Les recommandations de l’ECIS, qui prend le relai de la Table ronde pour promouvoir les grands projets d’infrastructure, seront écoutées attentivement par les dirigeants européens. Le financement de projets public-privé d’infrastructures de transport devient une des pistes prioritaires pour stimuler la « compétitivité » et la croissance européennes.

Le commissaire européen aux transports Neil Kinnock expliquait en 1998 : « Mon objectif […] est de mettre en place les réseaux de transport transeuropéens et leurs extensions en Europe centrale et orientale aussi rapidement que possible afin que nous disposions d’un système de transport européen qui serve efficacement et avec cohérence le Marché unique européen. [5] »

- Le chantage à l’emploi…

Si le TEN est promu activement par les grandes multinationales des transports et l’ensemble du secteur privé, les gouvernements européens ne sont pas en reste : pour eux, les projets de grandes infrastructures sont synonymes de créations d’emploi. Une sorte de compromis keynesiano-libéral où le public, au nom de l’emploi, finance massivement les projets du privé… et garantit ses profits.

En 1998, les gouvernements italien, allemand et français ont ainsi tous soutenu l’idée d’une augmentation des dépenses publiques en faveur du TEN. En novembre, le ministre des Finances allemand, Oskar Lafontaine, et le Premier ministre italien, Massimo D’Alema, souhaitaient l’assouplissement des critères budgétaires de l’Union monétaire, recommandant d’en exempter les dépenses en investissements destinés au transport et aux travaux publics [6]. Cette proposition fut toutefois immédiatement rejetée par la Banque centrale européenne, le Commissaire aux Finances Yves-Thibault de Silguy et plusieurs autres monétaristes.

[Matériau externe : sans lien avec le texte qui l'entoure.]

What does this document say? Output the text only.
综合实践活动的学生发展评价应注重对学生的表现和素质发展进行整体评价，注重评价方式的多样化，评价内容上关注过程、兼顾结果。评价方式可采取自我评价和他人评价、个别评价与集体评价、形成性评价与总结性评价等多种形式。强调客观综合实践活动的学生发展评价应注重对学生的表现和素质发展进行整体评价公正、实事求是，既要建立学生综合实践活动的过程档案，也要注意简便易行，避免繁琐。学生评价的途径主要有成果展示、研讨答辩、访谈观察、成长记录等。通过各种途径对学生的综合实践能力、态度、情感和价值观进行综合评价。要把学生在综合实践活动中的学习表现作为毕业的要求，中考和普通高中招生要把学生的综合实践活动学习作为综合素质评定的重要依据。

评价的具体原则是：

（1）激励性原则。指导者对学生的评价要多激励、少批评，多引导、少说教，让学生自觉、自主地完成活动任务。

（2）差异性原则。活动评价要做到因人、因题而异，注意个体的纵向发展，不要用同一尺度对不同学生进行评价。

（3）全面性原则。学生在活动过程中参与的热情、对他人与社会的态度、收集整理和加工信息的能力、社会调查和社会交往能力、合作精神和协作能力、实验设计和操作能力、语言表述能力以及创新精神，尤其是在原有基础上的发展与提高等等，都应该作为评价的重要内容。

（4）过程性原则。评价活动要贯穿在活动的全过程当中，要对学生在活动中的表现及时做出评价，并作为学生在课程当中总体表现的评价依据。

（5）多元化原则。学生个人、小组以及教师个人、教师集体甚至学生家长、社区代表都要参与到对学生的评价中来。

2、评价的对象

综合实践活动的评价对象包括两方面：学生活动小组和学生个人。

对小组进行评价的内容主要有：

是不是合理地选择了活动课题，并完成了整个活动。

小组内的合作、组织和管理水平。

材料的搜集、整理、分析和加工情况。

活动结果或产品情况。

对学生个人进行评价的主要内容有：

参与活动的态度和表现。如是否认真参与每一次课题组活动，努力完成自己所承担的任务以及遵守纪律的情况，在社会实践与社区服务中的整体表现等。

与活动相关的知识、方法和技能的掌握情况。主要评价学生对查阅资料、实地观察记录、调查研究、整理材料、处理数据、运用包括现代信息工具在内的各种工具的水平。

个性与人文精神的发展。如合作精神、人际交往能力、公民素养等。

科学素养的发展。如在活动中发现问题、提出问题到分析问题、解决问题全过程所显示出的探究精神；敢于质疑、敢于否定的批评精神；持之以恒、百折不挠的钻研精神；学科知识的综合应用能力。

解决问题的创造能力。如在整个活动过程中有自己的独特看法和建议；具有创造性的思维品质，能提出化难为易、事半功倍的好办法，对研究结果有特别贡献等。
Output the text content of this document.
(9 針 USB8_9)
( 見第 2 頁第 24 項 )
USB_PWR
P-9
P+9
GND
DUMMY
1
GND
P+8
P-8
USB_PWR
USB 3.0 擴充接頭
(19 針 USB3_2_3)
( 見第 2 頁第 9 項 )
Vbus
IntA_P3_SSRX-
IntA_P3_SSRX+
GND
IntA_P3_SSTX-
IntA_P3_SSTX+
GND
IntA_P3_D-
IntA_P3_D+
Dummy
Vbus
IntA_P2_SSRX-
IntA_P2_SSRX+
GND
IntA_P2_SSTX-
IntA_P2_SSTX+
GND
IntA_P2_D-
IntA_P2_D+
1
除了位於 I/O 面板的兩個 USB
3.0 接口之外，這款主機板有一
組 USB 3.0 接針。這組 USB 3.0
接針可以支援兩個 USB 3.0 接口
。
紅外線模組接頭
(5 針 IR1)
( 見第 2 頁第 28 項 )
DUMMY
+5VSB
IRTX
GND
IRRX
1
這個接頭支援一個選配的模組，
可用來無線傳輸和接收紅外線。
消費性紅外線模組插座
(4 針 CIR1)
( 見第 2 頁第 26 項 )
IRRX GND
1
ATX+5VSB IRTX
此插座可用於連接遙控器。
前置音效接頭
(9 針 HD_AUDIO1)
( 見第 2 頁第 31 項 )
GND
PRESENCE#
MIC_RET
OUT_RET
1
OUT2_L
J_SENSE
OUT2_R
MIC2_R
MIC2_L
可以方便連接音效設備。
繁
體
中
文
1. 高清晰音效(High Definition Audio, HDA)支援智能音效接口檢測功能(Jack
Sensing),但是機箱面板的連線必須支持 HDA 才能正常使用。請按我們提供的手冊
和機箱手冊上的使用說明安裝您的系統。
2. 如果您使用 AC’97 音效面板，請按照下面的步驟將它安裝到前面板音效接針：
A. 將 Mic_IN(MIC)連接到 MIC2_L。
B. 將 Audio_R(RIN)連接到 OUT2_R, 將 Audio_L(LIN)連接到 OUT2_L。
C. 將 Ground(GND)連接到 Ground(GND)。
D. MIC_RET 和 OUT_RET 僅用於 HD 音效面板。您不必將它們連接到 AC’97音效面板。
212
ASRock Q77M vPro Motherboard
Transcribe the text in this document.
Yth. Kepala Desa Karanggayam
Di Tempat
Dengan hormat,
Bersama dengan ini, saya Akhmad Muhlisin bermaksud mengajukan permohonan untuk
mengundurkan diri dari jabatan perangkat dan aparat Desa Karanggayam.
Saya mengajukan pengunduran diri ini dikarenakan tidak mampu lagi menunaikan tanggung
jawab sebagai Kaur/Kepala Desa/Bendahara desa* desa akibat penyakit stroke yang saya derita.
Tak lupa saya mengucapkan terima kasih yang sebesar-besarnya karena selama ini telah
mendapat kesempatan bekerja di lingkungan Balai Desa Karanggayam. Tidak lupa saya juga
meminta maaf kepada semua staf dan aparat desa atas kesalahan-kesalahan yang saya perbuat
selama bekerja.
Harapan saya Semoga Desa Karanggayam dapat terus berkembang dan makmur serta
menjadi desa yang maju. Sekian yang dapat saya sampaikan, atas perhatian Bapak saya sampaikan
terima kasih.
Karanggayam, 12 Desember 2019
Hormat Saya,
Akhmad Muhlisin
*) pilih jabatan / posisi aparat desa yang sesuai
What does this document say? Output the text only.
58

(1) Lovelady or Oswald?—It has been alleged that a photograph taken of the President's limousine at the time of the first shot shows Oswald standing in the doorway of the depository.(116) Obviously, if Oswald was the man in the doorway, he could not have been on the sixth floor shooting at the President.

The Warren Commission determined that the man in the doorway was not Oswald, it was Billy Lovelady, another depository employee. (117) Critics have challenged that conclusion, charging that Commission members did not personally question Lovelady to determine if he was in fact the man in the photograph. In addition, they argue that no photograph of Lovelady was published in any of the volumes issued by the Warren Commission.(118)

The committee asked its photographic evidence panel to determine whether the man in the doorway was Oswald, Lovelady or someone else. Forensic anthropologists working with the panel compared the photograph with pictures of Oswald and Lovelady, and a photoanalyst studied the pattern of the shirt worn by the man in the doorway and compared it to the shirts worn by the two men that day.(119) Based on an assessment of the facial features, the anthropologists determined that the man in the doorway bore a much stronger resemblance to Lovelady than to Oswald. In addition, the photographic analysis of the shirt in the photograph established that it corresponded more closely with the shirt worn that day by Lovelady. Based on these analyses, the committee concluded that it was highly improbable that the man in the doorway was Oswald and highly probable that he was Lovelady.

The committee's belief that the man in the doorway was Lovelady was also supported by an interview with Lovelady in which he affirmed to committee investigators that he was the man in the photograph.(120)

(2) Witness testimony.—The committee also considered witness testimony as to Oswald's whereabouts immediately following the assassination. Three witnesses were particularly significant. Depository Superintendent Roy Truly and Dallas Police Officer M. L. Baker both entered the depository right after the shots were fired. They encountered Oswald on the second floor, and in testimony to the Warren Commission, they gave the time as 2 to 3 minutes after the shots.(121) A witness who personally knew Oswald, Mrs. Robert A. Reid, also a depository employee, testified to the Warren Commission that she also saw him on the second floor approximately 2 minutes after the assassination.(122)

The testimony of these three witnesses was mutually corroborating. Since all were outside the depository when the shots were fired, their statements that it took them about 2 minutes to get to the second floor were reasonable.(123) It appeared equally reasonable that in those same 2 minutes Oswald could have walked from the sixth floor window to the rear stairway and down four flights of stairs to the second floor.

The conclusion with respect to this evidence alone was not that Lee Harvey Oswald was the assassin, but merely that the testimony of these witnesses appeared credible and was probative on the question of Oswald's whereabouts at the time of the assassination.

Le Parlement européen a également demandé à plusieurs reprises aux gouvernements des États membres d’augmenter leurs dotations financières dans le secteur des infrastructures de transport. En octobre 1998, les parlementaires demandèrent aux gouvernements de consacrer 1,5 % au moins, de leurs ressources budgétaires totales au TEN. À nouveau, l’argument utilisé était «

l’effet multiplicateur d’un tel investissement sur l’économie et l’emploi [7]. »

Les réseaux de transport ont toujours tenu une place de choix dans les initiatives européennes en faveur de l’emploi, parmi lesquels le Livre blanc de Delors en 1993 et le «

Pacte de confiance pour l’emploi » de Santer en 1996. Outre les emplois immédiats engendrés par les milliards d’écus consacrés à la construction, la stimulation indirecte du commerce international est supposée créer des tonnes d’emplois. Dans son rapport annuel de 1996, la Commission publiait des estimations concernant les effets du TEN : de 130 à 230 000 emplois seraient générés par les 14 projets prioritaires, et 594 000 à 1 030 000 pour le programme dans sa totalité. Ces chiffres étant dans une large mesure basés sur les calculs de l’ECIS, il est permis de douter sérieusement de leur objectivité. (Europe Inc., chap VIII)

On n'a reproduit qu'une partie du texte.